Im sure most people know that calculus and early engineering science courses are where the students who picked engineering but aren’t meant for it drop out. I have just finished up calc 3 which wasn’t to fun but i made it through okay. I have 3 siblings and they are all engineers. From what they have told me, they think calc 1 and some parts of calc 2 are what is really important for engineering. I know diff eq is important but im just talking about calc 1-3 right now. They claim that if you struggle a little on the hardest material in the calculus courses you will still be okay because in your engineering courses you don’t really see the hardest types of calc problems. Is this true? I know the problems will still be difficult but am i gonna still see integrals where multiple methods of integration and the use of trig identities are needed or series where there are lots of tricks on deciding if it converges or not? 2 siblings graduated in ME from the University of Pittsburgh and the other graduated EE from Penn State. So they were in serious engineering programs. Im at penn state for ME but possibly may switch to aerospace.
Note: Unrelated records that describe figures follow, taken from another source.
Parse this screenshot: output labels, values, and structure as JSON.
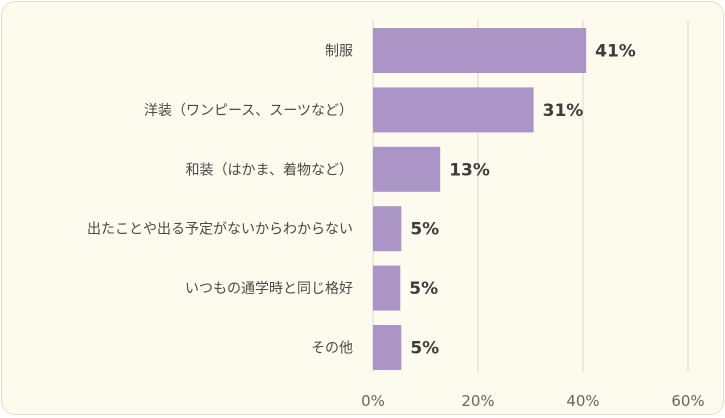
{
  "chart_data": {
    "type": "bar",
    "orientation": "horizontal",
    "categories": [
      "制服",
      "洋装（ワンピース、スーツなど）",
      "和装（はかま、着物など）",
      "出たことや出る予定がないからわからない",
      "いつもの通学時と同じ格好",
      "その他"
    ],
    "values": [
      41,
      31,
      13,
      5,
      5,
      5
    ],
    "value_labels": [
      "41%",
      "31%",
      "13%",
      "5%",
      "5%",
      "5%"
    ],
    "bar_values_exact": [
      40.6,
      30.6,
      12.8,
      5.4,
      5.2,
      5.4
    ],
    "xlim": [
      0,
      60
    ],
    "xticks": [
      0,
      20,
      40,
      60
    ],
    "xtick_labels": [
      "0%",
      "20%",
      "40%",
      "60%"
    ],
    "grid": true,
    "colors": {
      "bar": "#ab94c6",
      "background": "#fdfbee",
      "grid": "#d8d8d0"
    }
  }
}
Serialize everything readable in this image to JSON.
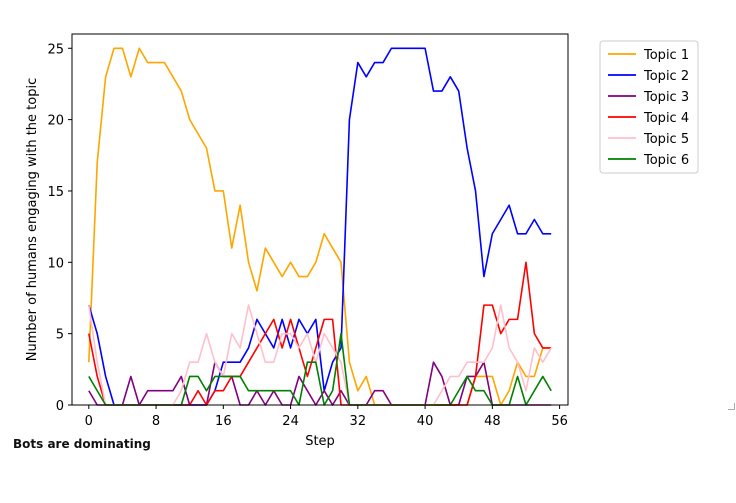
{
  "caption": "Bots are dominating",
  "chart_data": {
    "type": "line",
    "title": "",
    "xlabel": "Step",
    "ylabel": "Number of humans engaging with the topic",
    "xlim": [
      -2,
      57
    ],
    "ylim": [
      0,
      26
    ],
    "xticks": [
      0,
      8,
      16,
      24,
      32,
      40,
      48,
      56
    ],
    "yticks": [
      0,
      5,
      10,
      15,
      20,
      25
    ],
    "grid": false,
    "legend_position": "upper-right-outside",
    "x": [
      0,
      1,
      2,
      3,
      4,
      5,
      6,
      7,
      8,
      9,
      10,
      11,
      12,
      13,
      14,
      15,
      16,
      17,
      18,
      19,
      20,
      21,
      22,
      23,
      24,
      25,
      26,
      27,
      28,
      29,
      30,
      31,
      32,
      33,
      34,
      35,
      36,
      37,
      38,
      39,
      40,
      41,
      42,
      43,
      44,
      45,
      46,
      47,
      48,
      49,
      50,
      51,
      52,
      53,
      54,
      55
    ],
    "series": [
      {
        "name": "Topic 1",
        "color": "#ffa500",
        "values": [
          3,
          17,
          23,
          25,
          25,
          23,
          25,
          24,
          24,
          24,
          23,
          22,
          20,
          19,
          18,
          15,
          15,
          11,
          14,
          10,
          8,
          11,
          10,
          9,
          10,
          9,
          9,
          10,
          12,
          11,
          10,
          3,
          1,
          2,
          0,
          0,
          0,
          0,
          0,
          0,
          0,
          0,
          0,
          0,
          0,
          0,
          2,
          2,
          2,
          0,
          1,
          3,
          2,
          2,
          4,
          4
        ]
      },
      {
        "name": "Topic 2",
        "color": "#0000ff",
        "values": [
          7,
          5,
          2,
          0,
          0,
          0,
          0,
          0,
          0,
          0,
          0,
          0,
          0,
          0,
          0,
          1,
          3,
          3,
          3,
          4,
          6,
          5,
          4,
          6,
          4,
          6,
          5,
          6,
          1,
          3,
          4,
          20,
          24,
          23,
          24,
          24,
          25,
          25,
          25,
          25,
          25,
          22,
          22,
          23,
          22,
          18,
          15,
          9,
          12,
          13,
          14,
          12,
          12,
          13,
          12,
          12
        ]
      },
      {
        "name": "Topic 3",
        "color": "#800080",
        "values": [
          1,
          0,
          0,
          0,
          0,
          2,
          0,
          1,
          1,
          1,
          1,
          2,
          0,
          0,
          0,
          3,
          2,
          2,
          0,
          0,
          1,
          0,
          1,
          0,
          0,
          2,
          1,
          0,
          1,
          0,
          1,
          0,
          0,
          0,
          1,
          1,
          0,
          0,
          0,
          0,
          0,
          3,
          2,
          0,
          0,
          2,
          2,
          3,
          0,
          0,
          0,
          0,
          0,
          0,
          0,
          0
        ]
      },
      {
        "name": "Topic 4",
        "color": "#ff0000",
        "values": [
          5,
          2,
          0,
          0,
          0,
          0,
          0,
          0,
          0,
          0,
          0,
          0,
          0,
          1,
          0,
          1,
          1,
          2,
          2,
          3,
          4,
          5,
          6,
          4,
          6,
          4,
          2,
          4,
          6,
          6,
          0,
          0,
          0,
          0,
          0,
          0,
          0,
          0,
          0,
          0,
          0,
          0,
          0,
          0,
          0,
          0,
          2,
          7,
          7,
          5,
          6,
          6,
          10,
          5,
          4,
          4
        ]
      },
      {
        "name": "Topic 5",
        "color": "#ffc0cb",
        "values": [
          7,
          3,
          0,
          0,
          0,
          0,
          0,
          0,
          0,
          0,
          0,
          1,
          3,
          3,
          5,
          3,
          2,
          5,
          4,
          7,
          5,
          3,
          3,
          5,
          5,
          4,
          5,
          3,
          5,
          4,
          3,
          0,
          0,
          0,
          0,
          0,
          0,
          0,
          0,
          0,
          0,
          0,
          1,
          2,
          2,
          3,
          3,
          3,
          4,
          7,
          4,
          3,
          1,
          4,
          3,
          4
        ]
      },
      {
        "name": "Topic 6",
        "color": "#008000",
        "values": [
          2,
          1,
          0,
          0,
          0,
          0,
          0,
          0,
          0,
          0,
          0,
          0,
          2,
          2,
          1,
          2,
          2,
          2,
          2,
          1,
          1,
          1,
          1,
          1,
          1,
          0,
          3,
          3,
          0,
          1,
          5,
          0,
          0,
          0,
          0,
          0,
          0,
          0,
          0,
          0,
          0,
          0,
          0,
          0,
          1,
          2,
          1,
          1,
          0,
          0,
          0,
          2,
          0,
          1,
          2,
          1
        ]
      }
    ]
  }
}
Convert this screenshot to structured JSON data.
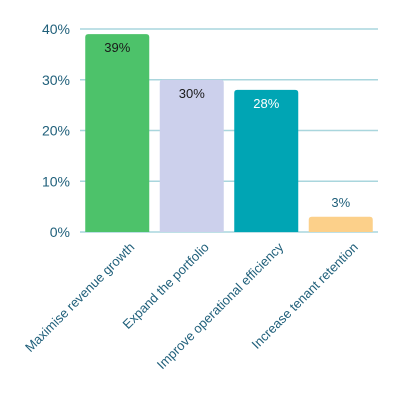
{
  "chart_data": {
    "type": "bar",
    "categories": [
      "Maximise revenue growth",
      "Expand the portfolio",
      "Improve operational efficiency",
      "Increase tenant retention"
    ],
    "values": [
      39,
      30,
      28,
      3
    ],
    "value_labels": [
      "39%",
      "30%",
      "28%",
      "3%"
    ],
    "bar_colors": [
      "#4dc26a",
      "#ccd0ec",
      "#00a5b4",
      "#fcd08a"
    ],
    "y_ticks": [
      0,
      10,
      20,
      30,
      40
    ],
    "y_tick_labels": [
      "0%",
      "10%",
      "20%",
      "30%",
      "40%"
    ],
    "ylim": [
      0,
      40
    ],
    "grid": true,
    "title": "",
    "xlabel": "",
    "ylabel": ""
  }
}
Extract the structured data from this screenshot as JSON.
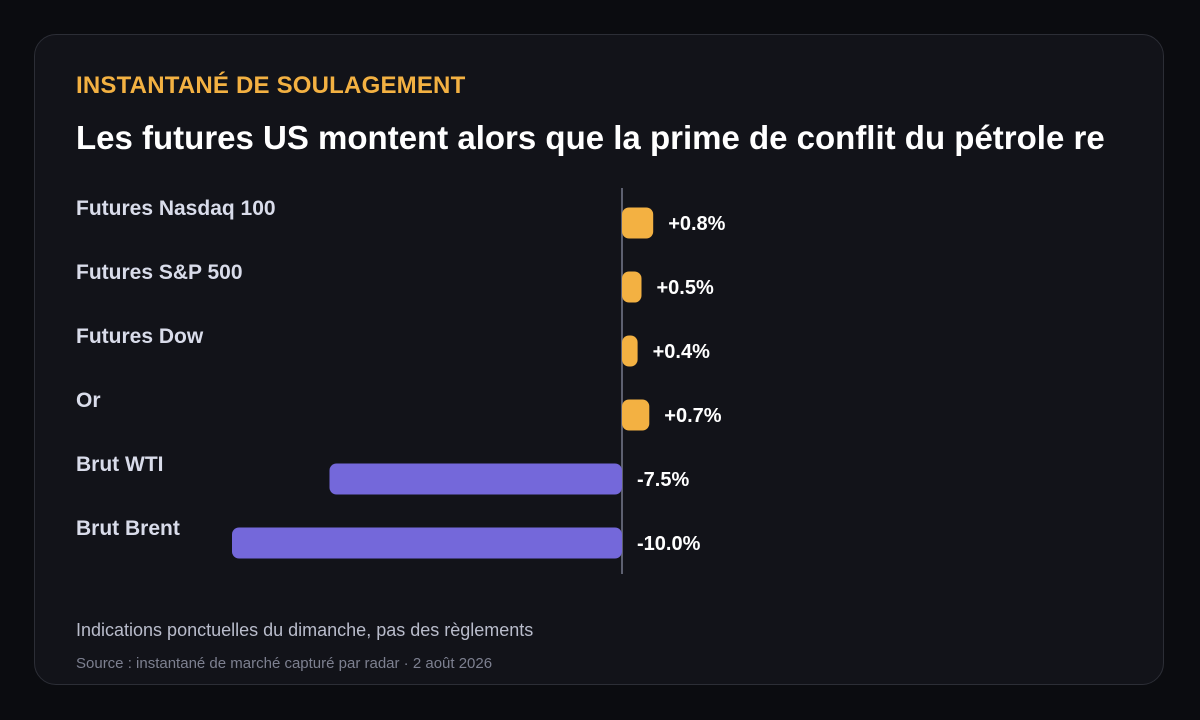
{
  "card": {
    "kicker": "INSTANTANÉ DE SOULAGEMENT",
    "title": "Les futures US montent alors que la prime de conflit du pétrole re",
    "note": "Indications ponctuelles du dimanche, pas des règlements",
    "source": "Source : instantané de marché capturé par radar · 2 août 2026"
  },
  "colors": {
    "positive": "#f3b142",
    "negative": "#7468da",
    "zero_line": "#5d6070",
    "kicker": "#f3b142"
  },
  "chart_data": {
    "type": "bar",
    "orientation": "horizontal",
    "categories": [
      "Futures Nasdaq 100",
      "Futures S&P 500",
      "Futures Dow",
      "Or",
      "Brut WTI",
      "Brut Brent"
    ],
    "values": [
      0.8,
      0.5,
      0.4,
      0.7,
      -7.5,
      -10.0
    ],
    "value_labels": [
      "+0.8%",
      "+0.5%",
      "+0.4%",
      "+0.7%",
      "-7.5%",
      "-10.0%"
    ],
    "unit": "%",
    "xlim": [
      -10.0,
      0.8
    ],
    "grid": false,
    "legend": "none"
  }
}
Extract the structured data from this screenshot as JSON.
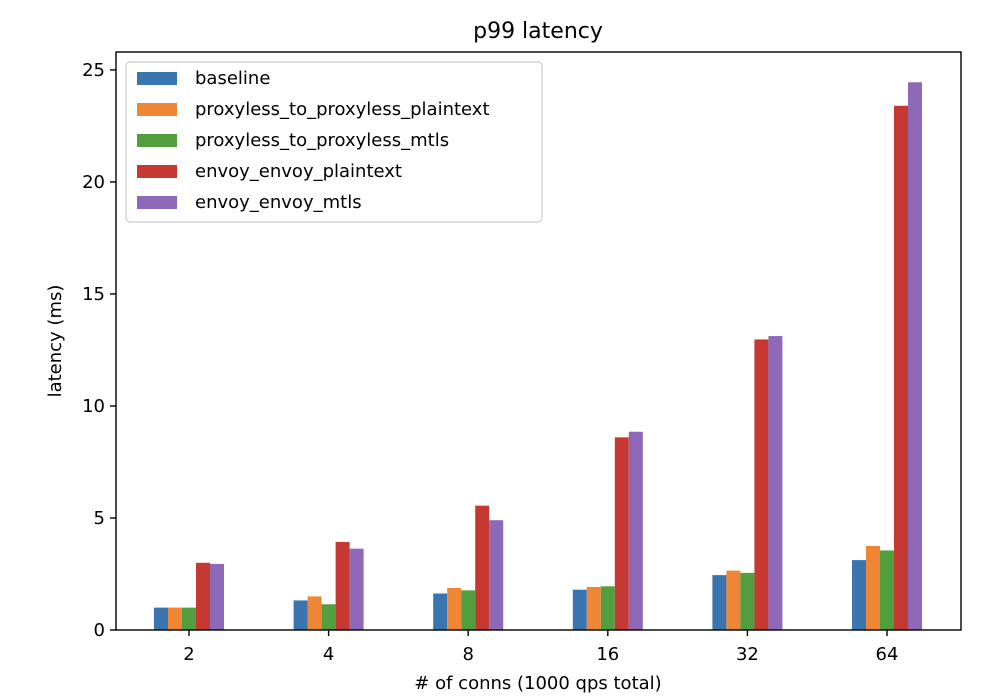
{
  "chart_data": {
    "type": "bar",
    "title": "p99 latency",
    "xlabel": "# of conns (1000 qps total)",
    "ylabel": "latency (ms)",
    "categories": [
      "2",
      "4",
      "8",
      "16",
      "32",
      "64"
    ],
    "ylim": [
      0,
      25.8
    ],
    "yticks": [
      0,
      5,
      10,
      15,
      20,
      25
    ],
    "legend_position": "top-left",
    "grid": false,
    "series": [
      {
        "name": "baseline",
        "color": "#3b75af",
        "values": [
          1.0,
          1.32,
          1.63,
          1.8,
          2.45,
          3.12
        ]
      },
      {
        "name": "proxyless_to_proxyless_plaintext",
        "color": "#ef8636",
        "values": [
          1.0,
          1.5,
          1.88,
          1.92,
          2.65,
          3.75
        ]
      },
      {
        "name": "proxyless_to_proxyless_mtls",
        "color": "#519e3e",
        "values": [
          1.0,
          1.15,
          1.77,
          1.95,
          2.55,
          3.55
        ]
      },
      {
        "name": "envoy_envoy_plaintext",
        "color": "#c53932",
        "values": [
          3.0,
          3.93,
          5.55,
          8.6,
          12.97,
          23.4
        ]
      },
      {
        "name": "envoy_envoy_mtls",
        "color": "#8d69b8",
        "values": [
          2.95,
          3.63,
          4.9,
          8.85,
          13.12,
          24.45
        ]
      }
    ]
  }
}
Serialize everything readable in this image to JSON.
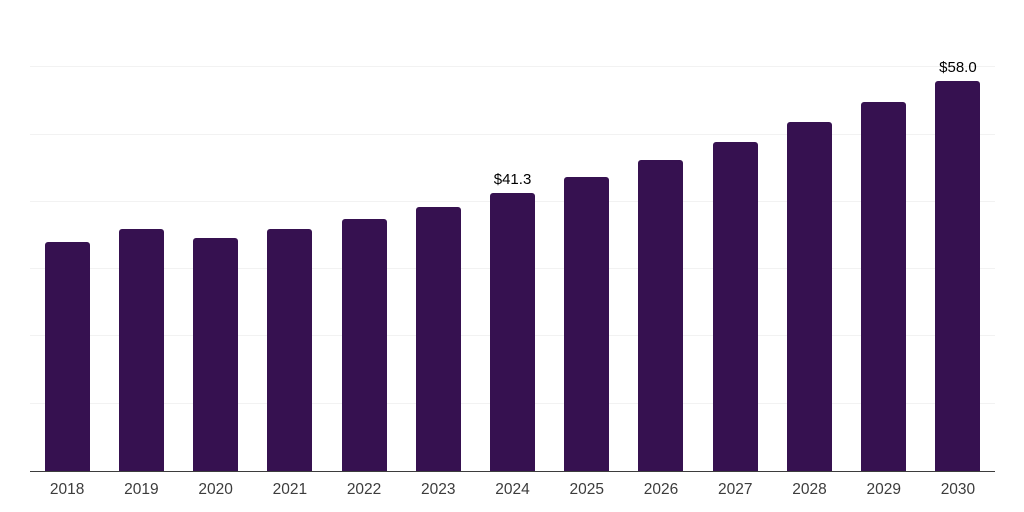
{
  "chart_data": {
    "type": "bar",
    "categories": [
      "2018",
      "2019",
      "2020",
      "2021",
      "2022",
      "2023",
      "2024",
      "2025",
      "2026",
      "2027",
      "2028",
      "2029",
      "2030"
    ],
    "values": [
      34.1,
      35.9,
      34.7,
      36.0,
      37.5,
      39.3,
      41.3,
      43.7,
      46.2,
      48.9,
      51.8,
      54.8,
      58.0
    ],
    "annotations": [
      {
        "category": "2024",
        "text": "$41.3"
      },
      {
        "category": "2030",
        "text": "$58.0"
      }
    ],
    "ylim": [
      0,
      70
    ],
    "grid_step": 10,
    "grid": "horizontal",
    "legend": "none",
    "bar_color": "#361150",
    "gridline_color": "#f2f2f2",
    "axis_color": "#3d3d3d",
    "annotation_color": "#000000",
    "tick_label_color": "#3c3c3c"
  }
}
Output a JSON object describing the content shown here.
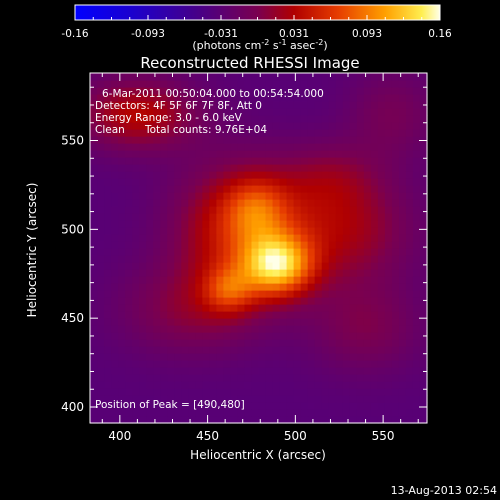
{
  "chart_data": {
    "type": "heatmap",
    "title": "Reconstructed RHESSI Image",
    "xlabel": "Heliocentric X (arcsec)",
    "ylabel": "Heliocentric Y (arcsec)",
    "xlim": [
      383,
      575
    ],
    "ylim": [
      391,
      588
    ],
    "x_ticks": [
      400,
      450,
      500,
      550
    ],
    "y_ticks": [
      400,
      450,
      500,
      550
    ],
    "colorbar": {
      "range": [
        -0.16,
        0.16
      ],
      "tick_labels": [
        "-0.16",
        "-0.093",
        "-0.031",
        "0.031",
        "0.093",
        "0.16"
      ],
      "unit_label": "(photons cm",
      "unit_sup1": "-2",
      "unit_mid": " s",
      "unit_sup2": "-1",
      "unit_mid2": " asec",
      "unit_sup3": "-2",
      "unit_end": ")"
    },
    "annotations": {
      "time": "6-Mar-2011 00:50:04.000 to 00:54:54.000",
      "detectors": "Detectors: 4F 5F 6F 7F 8F, Att 0",
      "energy": "Energy Range: 3.0 - 6.0 keV",
      "method": "Clean",
      "counts": "Total counts: 9.76E+04",
      "peak": "Position of Peak = [490,480]"
    },
    "peak": [
      490,
      480
    ],
    "sources": [
      {
        "x": 490,
        "y": 480,
        "amp": 0.13,
        "sx": 14,
        "sy": 12
      },
      {
        "x": 470,
        "y": 500,
        "amp": 0.09,
        "sx": 26,
        "sy": 26
      },
      {
        "x": 462,
        "y": 466,
        "amp": 0.06,
        "sx": 10,
        "sy": 9
      },
      {
        "x": 478,
        "y": 512,
        "amp": 0.05,
        "sx": 12,
        "sy": 12
      },
      {
        "x": 530,
        "y": 500,
        "amp": 0.055,
        "sx": 26,
        "sy": 22
      },
      {
        "x": 410,
        "y": 565,
        "amp": 0.07,
        "sx": 24,
        "sy": 14
      },
      {
        "x": 440,
        "y": 455,
        "amp": 0.04,
        "sx": 28,
        "sy": 18
      },
      {
        "x": 540,
        "y": 445,
        "amp": 0.035,
        "sx": 22,
        "sy": 18
      },
      {
        "x": 555,
        "y": 565,
        "amp": 0.03,
        "sx": 18,
        "sy": 18
      },
      {
        "x": 520,
        "y": 530,
        "amp": 0.03,
        "sx": 20,
        "sy": 14
      }
    ],
    "background": -0.035
  },
  "footer": {
    "date": "13-Aug-2013 02:54"
  }
}
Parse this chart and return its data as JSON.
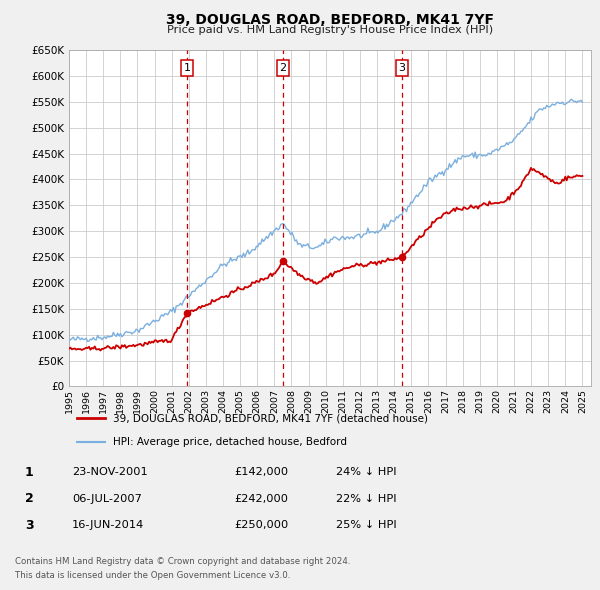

I just am curious on if the math changes and if so in what way?
It really depends on your field and subfield. Some are “mathier” than others. I can say that I’ve not used much in the way of series convergence but I’ve certainly used a ton of integration in aerospace/mechanical.
If you can make it through multi-variable calculus then you will be fine for undergraduate engineering. I personally never used Diff Eqs after I took the class but other people may use it when modeling systems.